Notable fiber art works included a fine collection of Japanese bamboo baskets with their original boxes. Lot 2053, “Sun” by Tanabe Chikuunsai III, which surpassed expectations and sold for $20,000 against a high estimate of $12,000; Lot 2057, “Line Constructed Layered Rings,” by Hayakawa Shokosai V, a Living National Treasure of Japan, sold for $18,750 – more than twice the high estimate of $7,000; Lot 2055, “Heart” by Tanioka Shigeo, sold for $17,500; and Lot 2056, “Ocean Whirlpool” by Monden Kogyoku, defied expectations and sold for $13,750 against an estimate of $2,500-3,500. Also of note from Ms. Farago’s collection: Lots 2027 & 2028 by Danish-Turkish ceramic artist, Alev Ebüzziya Siesbye, which each sold for nearly twice their high estimates to achieve $11,875 and $15,000 respectively.

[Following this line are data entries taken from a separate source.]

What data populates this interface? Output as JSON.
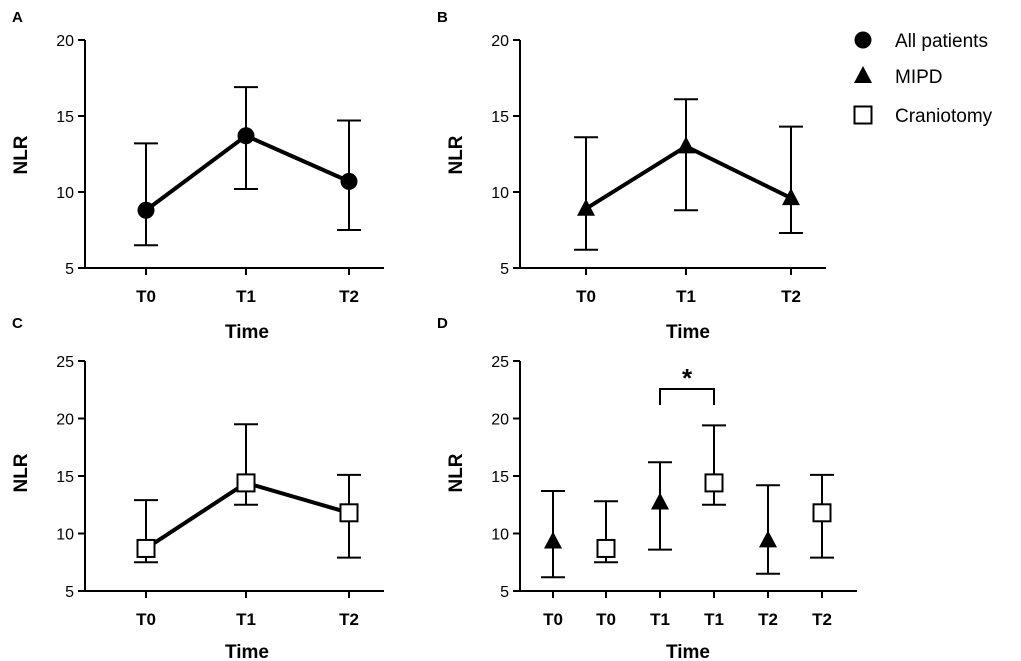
{
  "legend": [
    {
      "label": "All patients",
      "marker": "circle"
    },
    {
      "label": "MIPD",
      "marker": "triangle"
    },
    {
      "label": "Craniotomy",
      "marker": "square"
    }
  ],
  "chart_data": [
    {
      "panel": "A",
      "type": "line",
      "categories": [
        "T0",
        "T1",
        "T2"
      ],
      "xlabel": "Time",
      "ylabel": "NLR",
      "ylim": [
        5,
        20
      ],
      "yticks": [
        5,
        10,
        15,
        20
      ],
      "series": [
        {
          "name": "All patients",
          "marker": "circle",
          "connected": true,
          "points": [
            {
              "cat": 0,
              "y": 8.8,
              "lo": 6.5,
              "hi": 13.2
            },
            {
              "cat": 1,
              "y": 13.7,
              "lo": 10.2,
              "hi": 16.9
            },
            {
              "cat": 2,
              "y": 10.7,
              "lo": 7.5,
              "hi": 14.7
            }
          ]
        }
      ]
    },
    {
      "panel": "B",
      "type": "line",
      "categories": [
        "T0",
        "T1",
        "T2"
      ],
      "xlabel": "Time",
      "ylabel": "NLR",
      "ylim": [
        5,
        20
      ],
      "yticks": [
        5,
        10,
        15,
        20
      ],
      "series": [
        {
          "name": "MIPD",
          "marker": "triangle",
          "connected": true,
          "points": [
            {
              "cat": 0,
              "y": 8.9,
              "lo": 6.2,
              "hi": 13.6
            },
            {
              "cat": 1,
              "y": 13.0,
              "lo": 8.8,
              "hi": 16.1
            },
            {
              "cat": 2,
              "y": 9.6,
              "lo": 7.3,
              "hi": 14.3
            }
          ]
        }
      ]
    },
    {
      "panel": "C",
      "type": "line",
      "categories": [
        "T0",
        "T1",
        "T2"
      ],
      "xlabel": "Time",
      "ylabel": "NLR",
      "ylim": [
        5,
        25
      ],
      "yticks": [
        5,
        10,
        15,
        20,
        25
      ],
      "series": [
        {
          "name": "Craniotomy",
          "marker": "square",
          "connected": true,
          "points": [
            {
              "cat": 0,
              "y": 8.7,
              "lo": 7.5,
              "hi": 12.9
            },
            {
              "cat": 1,
              "y": 14.4,
              "lo": 12.5,
              "hi": 19.5
            },
            {
              "cat": 2,
              "y": 11.8,
              "lo": 7.9,
              "hi": 15.1
            }
          ]
        }
      ]
    },
    {
      "panel": "D",
      "type": "scatter",
      "categories": [
        "T0",
        "T0",
        "T1",
        "T1",
        "T2",
        "T2"
      ],
      "xlabel": "Time",
      "ylabel": "NLR",
      "ylim": [
        5,
        25
      ],
      "yticks": [
        5,
        10,
        15,
        20,
        25
      ],
      "series": [
        {
          "name": "MIPD",
          "marker": "triangle",
          "connected": false,
          "points": [
            {
              "cat": 0,
              "y": 9.3,
              "lo": 6.2,
              "hi": 13.7
            },
            {
              "cat": 2,
              "y": 12.7,
              "lo": 8.6,
              "hi": 16.2
            },
            {
              "cat": 4,
              "y": 9.4,
              "lo": 6.5,
              "hi": 14.2
            }
          ]
        },
        {
          "name": "Craniotomy",
          "marker": "square",
          "connected": false,
          "points": [
            {
              "cat": 1,
              "y": 8.7,
              "lo": 7.5,
              "hi": 12.8
            },
            {
              "cat": 3,
              "y": 14.4,
              "lo": 12.5,
              "hi": 19.4
            },
            {
              "cat": 5,
              "y": 11.8,
              "lo": 7.9,
              "hi": 15.1
            }
          ]
        }
      ],
      "annotations": [
        {
          "type": "significance",
          "from_cat": 2,
          "to_cat": 3,
          "text": "*"
        }
      ]
    }
  ]
}
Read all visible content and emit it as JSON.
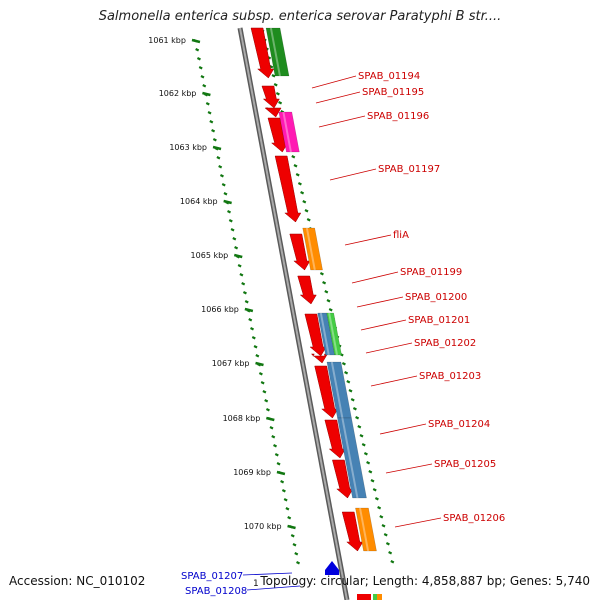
{
  "title": "Salmonella enterica subsp. enterica serovar Paratyphi B str....",
  "footer": {
    "accession": "Accession: NC_010102",
    "topology": "Topology: circular; Length: 4,858,887 bp; Genes: 5,740",
    "origin_marker": "1"
  },
  "colors": {
    "cds_red": "#ee0000",
    "green": "#1e8c1e",
    "magenta": "#ff1ab3",
    "orange": "#ff8c00",
    "steel_blue": "#4682b4",
    "light_green": "#44cc44",
    "backbone": "#888888",
    "tick_green": "#117711",
    "label_red": "#cc0000",
    "label_blue": "#0000cc"
  },
  "ruler": {
    "ticks": [
      "1061 kbp",
      "1062 kbp",
      "1063 kbp",
      "1064 kbp",
      "1065 kbp",
      "1066 kbp",
      "1067 kbp",
      "1068 kbp",
      "1069 kbp",
      "1070 kbp"
    ]
  },
  "genes": [
    {
      "label": "SPAB_01194",
      "color": "red"
    },
    {
      "label": "SPAB_01195",
      "color": "red"
    },
    {
      "label": "SPAB_01196",
      "color": "red"
    },
    {
      "label": "SPAB_01197",
      "color": "red"
    },
    {
      "label": "fliA",
      "color": "red"
    },
    {
      "label": "SPAB_01199",
      "color": "red"
    },
    {
      "label": "SPAB_01200",
      "color": "red"
    },
    {
      "label": "SPAB_01201",
      "color": "red"
    },
    {
      "label": "SPAB_01202",
      "color": "red"
    },
    {
      "label": "SPAB_01203",
      "color": "red"
    },
    {
      "label": "SPAB_01204",
      "color": "red"
    },
    {
      "label": "SPAB_01205",
      "color": "red"
    },
    {
      "label": "SPAB_01206",
      "color": "red"
    },
    {
      "label": "SPAB_01207",
      "color": "blue"
    },
    {
      "label": "SPAB_01208",
      "color": "blue"
    }
  ]
}
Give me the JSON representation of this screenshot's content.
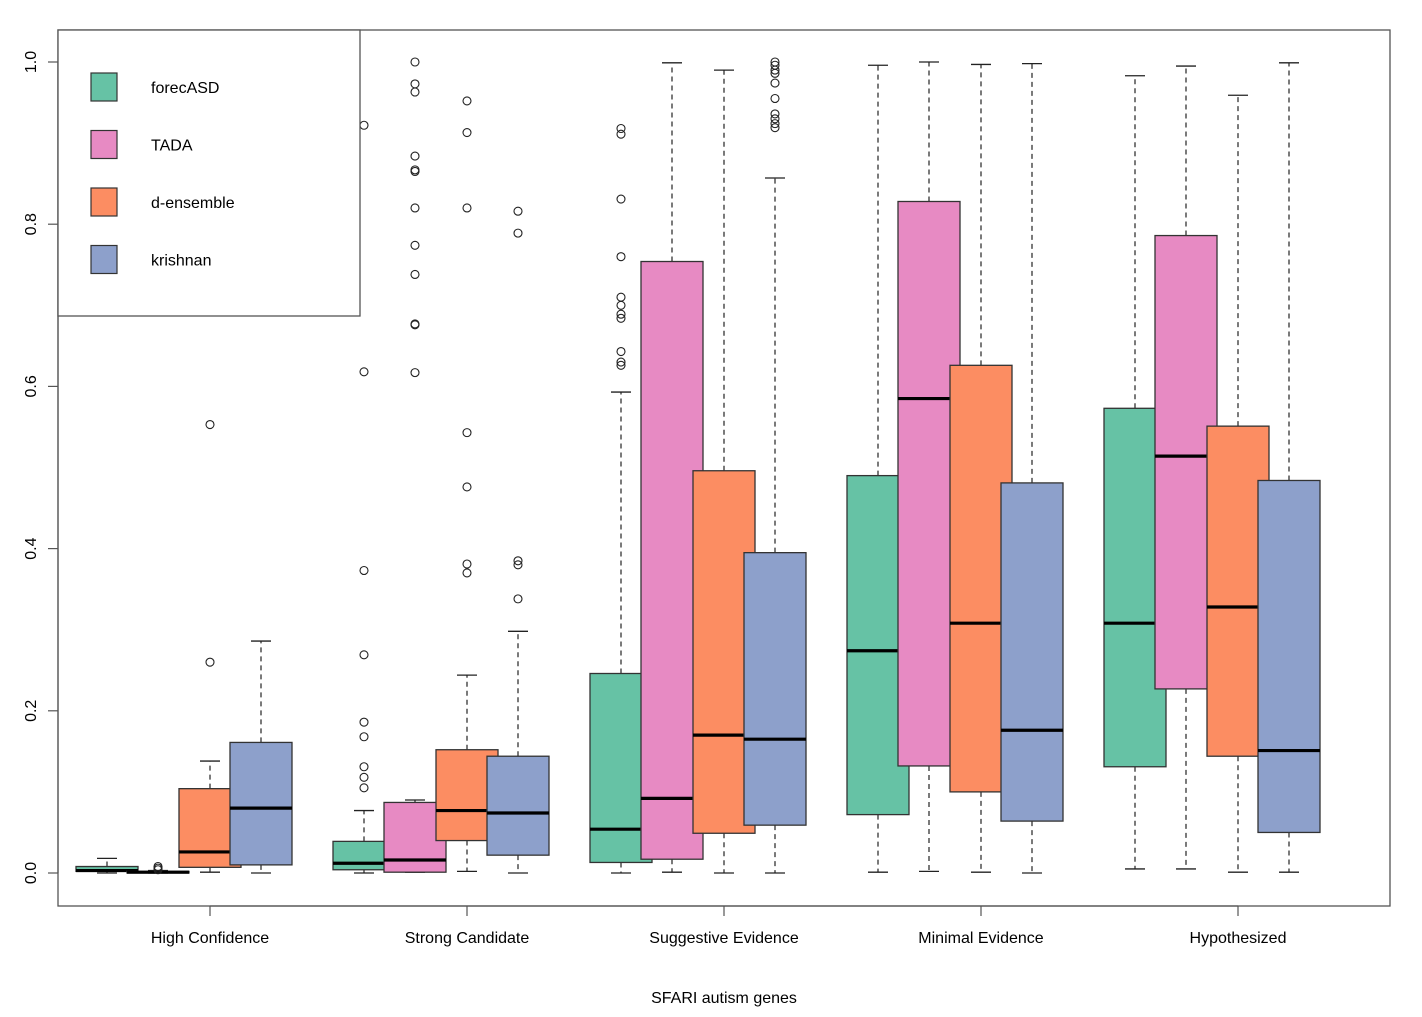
{
  "chart_data": {
    "type": "boxplot",
    "title": "",
    "xlabel": "SFARI autism genes",
    "ylabel": "",
    "ylim": [
      -0.04,
      1.04
    ],
    "yticks": [
      0.0,
      0.2,
      0.4,
      0.6,
      0.8,
      1.0
    ],
    "ytick_labels": [
      "0.0",
      "0.2",
      "0.4",
      "0.6",
      "0.8",
      "1.0"
    ],
    "grid": false,
    "legend_position": "top-left",
    "categories": [
      "High Confidence",
      "Strong Candidate",
      "Suggestive Evidence",
      "Minimal Evidence",
      "Hypothesized"
    ],
    "series": [
      {
        "name": "forecASD",
        "color": "#66C2A5",
        "boxes": [
          {
            "lower_whisker": 0.0,
            "q1": 0.002,
            "median": 0.003,
            "q3": 0.008,
            "upper_whisker": 0.018,
            "outliers": []
          },
          {
            "lower_whisker": 0.0,
            "q1": 0.004,
            "median": 0.012,
            "q3": 0.039,
            "upper_whisker": 0.077,
            "outliers": [
              0.105,
              0.118,
              0.131,
              0.168,
              0.186,
              0.269,
              0.373,
              0.618,
              0.922
            ]
          },
          {
            "lower_whisker": 0.0,
            "q1": 0.013,
            "median": 0.054,
            "q3": 0.246,
            "upper_whisker": 0.593,
            "outliers": [
              0.626,
              0.63,
              0.643,
              0.684,
              0.689,
              0.7,
              0.71,
              0.76,
              0.831,
              0.911,
              0.918
            ]
          },
          {
            "lower_whisker": 0.001,
            "q1": 0.072,
            "median": 0.274,
            "q3": 0.49,
            "upper_whisker": 0.996,
            "outliers": []
          },
          {
            "lower_whisker": 0.005,
            "q1": 0.131,
            "median": 0.308,
            "q3": 0.573,
            "upper_whisker": 0.983,
            "outliers": []
          }
        ]
      },
      {
        "name": "TADA",
        "color": "#E78AC3",
        "boxes": [
          {
            "lower_whisker": 0.0,
            "q1": 0.0,
            "median": 0.001,
            "q3": 0.002,
            "upper_whisker": 0.003,
            "outliers": [
              0.004,
              0.006,
              0.008
            ]
          },
          {
            "lower_whisker": 0.001,
            "q1": 0.001,
            "median": 0.016,
            "q3": 0.087,
            "upper_whisker": 0.09,
            "outliers": [
              0.617,
              0.676,
              0.677,
              0.738,
              0.774,
              0.82,
              0.865,
              0.867,
              0.884,
              0.963,
              0.973,
              1.0
            ]
          },
          {
            "lower_whisker": 0.001,
            "q1": 0.017,
            "median": 0.092,
            "q3": 0.754,
            "upper_whisker": 0.999,
            "outliers": []
          },
          {
            "lower_whisker": 0.002,
            "q1": 0.132,
            "median": 0.585,
            "q3": 0.828,
            "upper_whisker": 1.0,
            "outliers": []
          },
          {
            "lower_whisker": 0.005,
            "q1": 0.227,
            "median": 0.514,
            "q3": 0.786,
            "upper_whisker": 0.995,
            "outliers": []
          }
        ]
      },
      {
        "name": "d-ensemble",
        "color": "#FC8D62",
        "boxes": [
          {
            "lower_whisker": 0.001,
            "q1": 0.007,
            "median": 0.026,
            "q3": 0.104,
            "upper_whisker": 0.138,
            "outliers": [
              0.26,
              0.553
            ]
          },
          {
            "lower_whisker": 0.002,
            "q1": 0.04,
            "median": 0.077,
            "q3": 0.152,
            "upper_whisker": 0.244,
            "outliers": [
              0.37,
              0.381,
              0.476,
              0.543,
              0.82,
              0.913,
              0.952
            ]
          },
          {
            "lower_whisker": 0.0,
            "q1": 0.049,
            "median": 0.17,
            "q3": 0.496,
            "upper_whisker": 0.99,
            "outliers": []
          },
          {
            "lower_whisker": 0.001,
            "q1": 0.1,
            "median": 0.308,
            "q3": 0.626,
            "upper_whisker": 0.997,
            "outliers": []
          },
          {
            "lower_whisker": 0.001,
            "q1": 0.144,
            "median": 0.328,
            "q3": 0.551,
            "upper_whisker": 0.959,
            "outliers": []
          }
        ]
      },
      {
        "name": "krishnan",
        "color": "#8DA0CB",
        "boxes": [
          {
            "lower_whisker": 0.0,
            "q1": 0.01,
            "median": 0.08,
            "q3": 0.161,
            "upper_whisker": 0.286,
            "outliers": []
          },
          {
            "lower_whisker": 0.0,
            "q1": 0.022,
            "median": 0.074,
            "q3": 0.144,
            "upper_whisker": 0.298,
            "outliers": [
              0.338,
              0.38,
              0.385,
              0.789,
              0.816
            ]
          },
          {
            "lower_whisker": 0.0,
            "q1": 0.059,
            "median": 0.165,
            "q3": 0.395,
            "upper_whisker": 0.857,
            "outliers": [
              0.919,
              0.924,
              0.93,
              0.936,
              0.955,
              0.974,
              0.986,
              0.99,
              0.996,
              1.0
            ]
          },
          {
            "lower_whisker": 0.0,
            "q1": 0.064,
            "median": 0.176,
            "q3": 0.481,
            "upper_whisker": 0.998,
            "outliers": []
          },
          {
            "lower_whisker": 0.001,
            "q1": 0.05,
            "median": 0.151,
            "q3": 0.484,
            "upper_whisker": 0.999,
            "outliers": []
          }
        ]
      }
    ]
  }
}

Lot 1246, Louis C. Tiffany, "Moorish Café in a Court at Tangiers, Africa," Oil on canvas; Sold for $20,000

Early 20th Century Design Highlights

Of the nearly 300 lots of early 20th century design on offer, works by American makers achieved the highest prices. Lot 1246, an oil painting by Louis Comfort Tiffany, likely a study for the larger painting, “Snake Charmer,” in the permanent collection of The Metropolitan Museum of Art, New York, surpassed the high estimate of $12,000 and sold for $20,000. Several lots of lighting from noted American designers sold admirably including Lot 1275, a ten-light Lily table lamp by Tiffany Studios, which sold for $20,000 against an estimate of $8,000-12,000; Lot 1183, a rare floor lamp by Lillian Palmer, which sold for $16,250; Lots 1273 & 1274 by Tiffany Studios, each of which doubled its high estimate to realize $13,750; and Lot 1185, a fine table lamp attributed to Dirk Van Erp, which sold for $12,500 – more than three times the high estimate of $4,000.